If I set the platform flags of MyApp.exe to be x64 I still can run the corflags utilty like this:
corflags /32bit+ MyApp.exe
corflags will happily set the 32bit flag to 1. Of course when I'll try to run the application I'll get an error: 0xC000007B = STATUS_INVALID_IMAGE_FORMAT

My question is: Is there a way that an assembly which is built to x64 can run as x86 or it is just that corflags utility doesn't 'care'?

2
I noticed that the user mdb edited this post and removed the x64 tag. Can anyone tell me why? (I would expect to find this kind of questions with x64 tag)Ohad Horesh
This is definitely a x64 question. This should be tagged x64.Jérôme Laban
Thanks Jerome. I don't want to start editing wars ala wikipedia. I wish there was a way to talk directly to the mdbOhad Horesh

2 Answers

2
votes

Compiling your binary by setting the "Platform Type" to x64 also changes the image PE header to make it 64 bits only. You can see this by using the Dependency Walker, for instance.
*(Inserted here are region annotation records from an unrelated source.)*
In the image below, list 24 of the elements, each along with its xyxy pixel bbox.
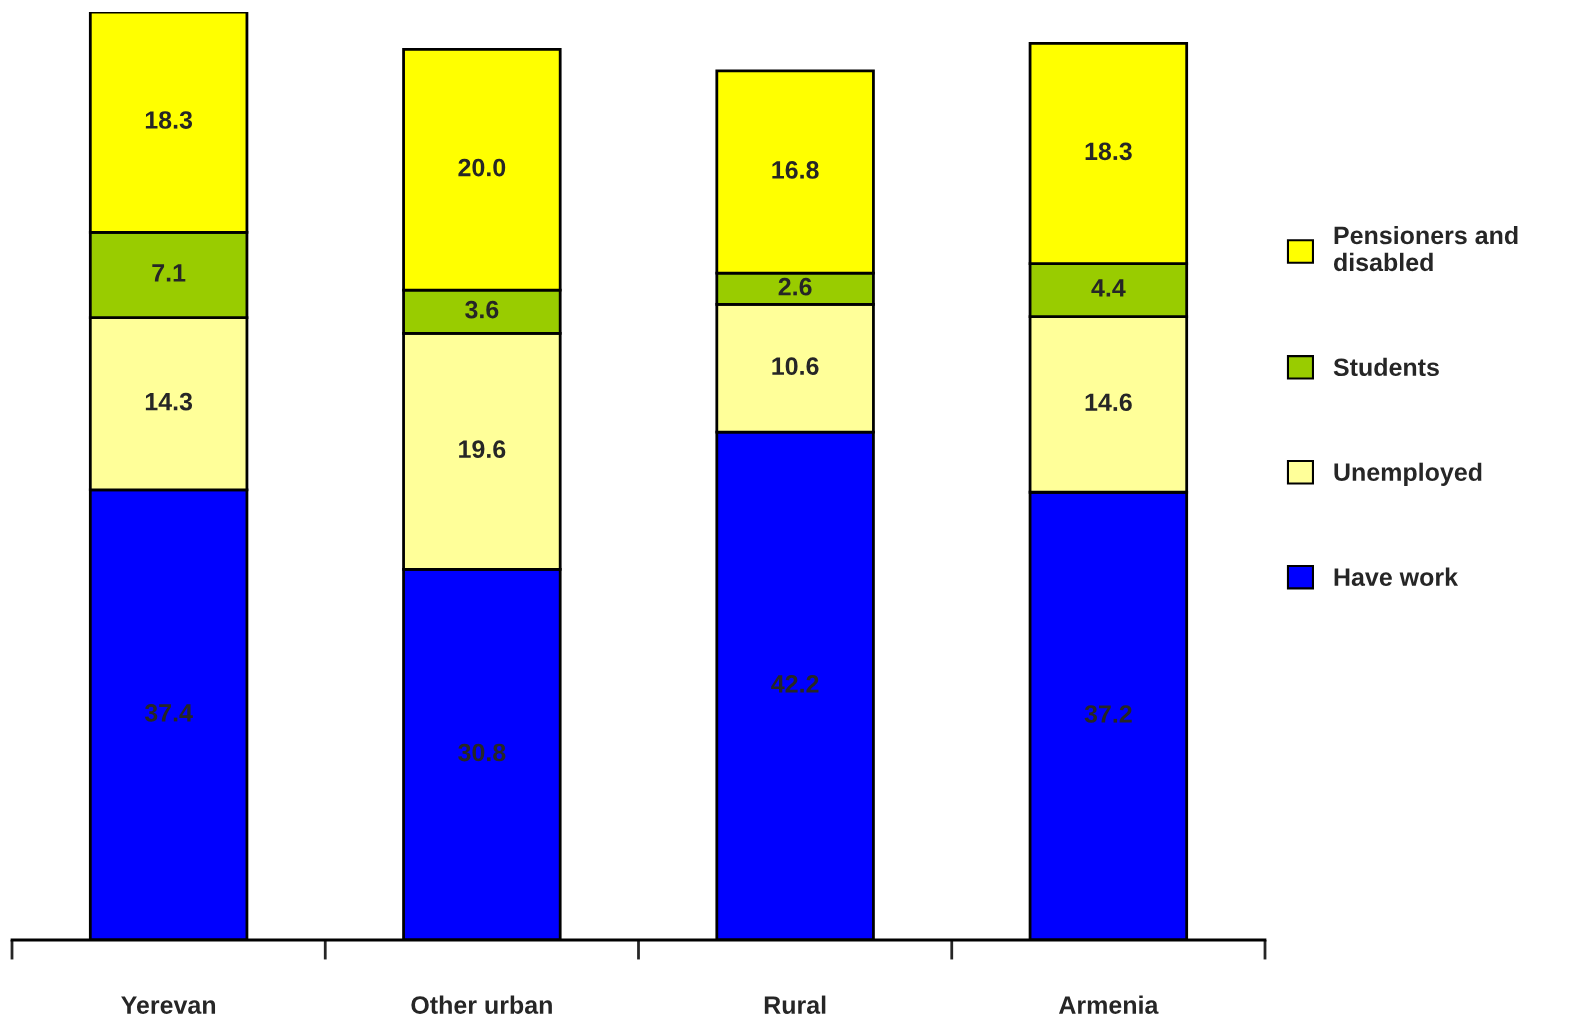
legend-label: Have work (1334, 567, 1459, 586)
data-label: 16.8 (772, 161, 819, 179)
legend-label: Unemployed (1334, 462, 1482, 486)
data-label: 18.3 (1085, 142, 1132, 161)
data-label: 14.3 (145, 392, 193, 411)
data-label: 20.0 (458, 158, 506, 177)
data-label: 3.6 (465, 300, 499, 319)
data-label: 14.6 (1085, 393, 1132, 412)
data-label: 4.4 (1091, 279, 1126, 297)
data-label: 37.4 (144, 703, 193, 722)
data-label: 10.6 (772, 357, 819, 375)
data-label: 18.3 (145, 111, 193, 129)
data-label: 37.2 (1084, 705, 1132, 723)
data-label: 7.1 (152, 264, 186, 282)
x-tick-label: Yerevan (121, 996, 216, 1014)
legend-label: Students (1333, 357, 1439, 377)
x-tick-label: Rural (764, 995, 826, 1014)
x-tick-label: Other urban (411, 995, 552, 1014)
legend-label: Pensioners and disabled (1333, 225, 1518, 272)
data-label: 30.8 (458, 743, 506, 762)
x-tick-label: Armenia (1058, 995, 1159, 1014)
data-label: 42.2 (771, 675, 819, 693)
data-label: 19.6 (459, 440, 506, 459)
data-label: 2.6 (778, 277, 812, 296)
Having a 64Bits PE header does seem to take precedence over the 32 bits only corflags. The win32 bootstrapper for .NET seems to see that the PE header is not compatible with the current system (64 bits on a 32 bits system). That prevents the native image from loading, and incidentally also the .NET assembly part of the image.

I don't know any tool capable of updating the PE header this way, though. This does not seem to be just a matter of changing a flag to set the image to 32 bits. (See this blog post)

0
votes

Because if you don't load a native DLL, there's no reason that you couldn't remark it as 32-bit. If it's pure MSIL, the decision doesn't mean as much.